One of my sections of composition is comprised by 23 medical career majors. So I decided to change their assignments over to all medical topics so they'd be interested in what they were writing about. Their first article is called "Learning the Language" and it is written by a first year med school student who talks about all the words and acronyms she has to memorize, but when she finally accomplishes the task, she feels like she belongs.
When our friends were here from Miami, one brother read a little vignette from the days of party lines on the phone, and it was someone who was listening in on witness conversations and then telling a friend how dangerous we were. We were always talking about a ransom for one thing, great crowds, etc.
Isn't it cool how we have our own pure language? One of the acronyms the doctors used was CTD, which stood for circling the drain. As in about to die, just lingering. That's pretty callous, and of course now I have to hope I never overhear a doctor or nurse saying it about me or someone I love. Medical people have to keep some professional distance. Otherwise they couldn't stand their job. Ultimately, they lose all their patients.
Language works so that you "grow" new words when you need them. Like the Inuit who have seven words for snow - something we never needed in Oklahoma but I wonder about this place. And we recognize the different Greek words for love, but the secular use of it is always just love, and you have to add words to it to modify it into the kind of love you want to express.
Jennifer is very pregnant right now with Jordyn but I hope Jordyn holds off a few days because her mommy has a sinus infection and so does her dad and brother. Get well soon! I want to be in Arkansas this week helping my little Ruth move (long but happy story about a cluster of four siblings all going home to Texas) and helping Jennifer till the baby arrives. Jennifer is a medical transcriptionist and knows medical terms and the pure language too.

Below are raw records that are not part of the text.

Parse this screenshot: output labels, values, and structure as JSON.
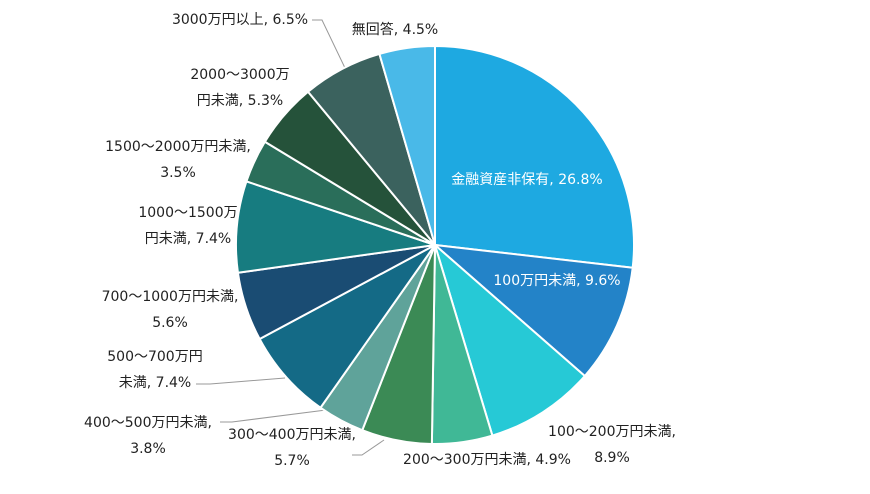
{
  "chart_data": {
    "type": "pie",
    "categories": [
      "金融資産非保有",
      "100万円未満",
      "100～200万円未満",
      "200～300万円未満",
      "300～400万円未満",
      "400～500万円未満",
      "500～700万円未満",
      "700～1000万円未満",
      "1000～1500万円未満",
      "1500～2000万円未満",
      "2000～3000万円未満",
      "3000万円以上",
      "無回答"
    ],
    "values": [
      26.8,
      9.6,
      8.9,
      4.9,
      5.7,
      3.8,
      7.4,
      5.6,
      7.4,
      3.5,
      5.3,
      6.5,
      4.5
    ],
    "value_labels": [
      "26.8%",
      "9.6%",
      "8.9%",
      "4.9%",
      "5.7%",
      "3.8%",
      "7.4%",
      "5.6%",
      "7.4%",
      "3.5%",
      "5.3%",
      "6.5%",
      "4.5%"
    ],
    "label_separator": ", ",
    "colors": [
      "#1ea9e1",
      "#2383c8",
      "#26c9d6",
      "#40b896",
      "#3b8a55",
      "#5fa39a",
      "#146a86",
      "#1a4c73",
      "#177c80",
      "#2a6e5a",
      "#25523a",
      "#3b625e",
      "#49b9e8"
    ]
  }
}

Every group has their own words. You hear a few brothers in the corner it doesn't take long to figure out if they are talking about fishing or cars or football. Sisters, well we know plenty of great words when it comes to cooking or shopping, and I don't mean to limit us by gender. I know a lot of car words and I know a few guys who understand the difference between tbsp and tsp.
And even when someone falls out of the truth, or jumps out of it or walks away from it, often that person retains the language of it. It reminds me of Bryan's poem about the subconscious jukebox in his head that still played Kingdom songs sometimes even though he forgot half the verse to "We Thank You, Jehovah."
Here is my new word of the week. I got it from a book title called "Walking the Wrack Line". Guess what a wrack line is? It's the line where the tide comes in an deposits stuff from the ocean on the beach. Who knew they had a word for that line? Maybe you did, but Okie girl did not know. And I'm fascinated by that lovely word.
Tonight I am thankful for new words, for knowing that if I am blessed with eternal life, I will never get tired of the pure language.